Brooks Concepts
Problem This Area Solves
Brooks exists to make event streams, serialization seams, and storage-provider boundaries explicit instead of burying them inside higher-level domain code.
Core Idea
Brooks is the stream substrate. Layers above it consume streams, but Brooks owns the underlying append, read, serialization, and provider seams.
How It Fits The Stack
Brooks sits below Tributary and Domain Modeling.
What This Area Owns
- Event-stream abstractions and runtime services
- Storage-provider contracts for brook persistence
- Serialization seams used by event persistence and retrieval
What This Area Does Not Own
- Reducers and snapshots
- Aggregate, saga, or projection behavior
What This Page Guarantees
- It defines Brooks as the event-stream substrate and provider-seam boundary in Mississippi.
- It identifies the layers above Brooks that readers should move to when the problem is no longer the stream foundation itself.
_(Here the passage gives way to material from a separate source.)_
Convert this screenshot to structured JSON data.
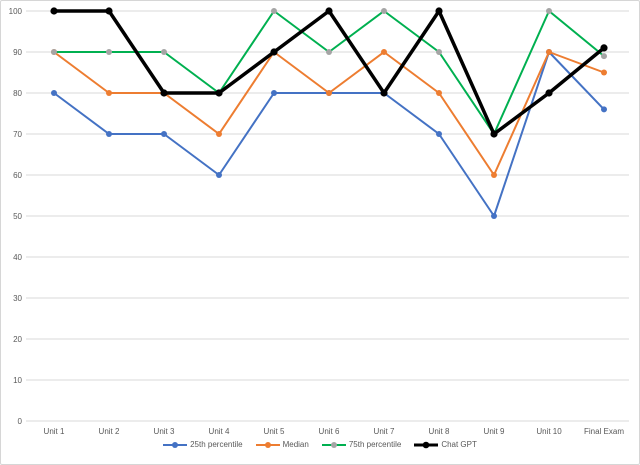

What This Page Does Not Claim
- Storage-provider guarantees, serializer guarantees, or compatibility guarantees
- Full provider configuration or deployment guidance
- Detailed failure-mode or performance documentation
Trade-Off To Keep In Mind
Brooks gives you a clean stream foundation, but applications normally need higher-level layers above it to express domain behavior and derived state.
Summary
Think of Brooks as the event-stream foundation underneath the rest of the Mississippi stack.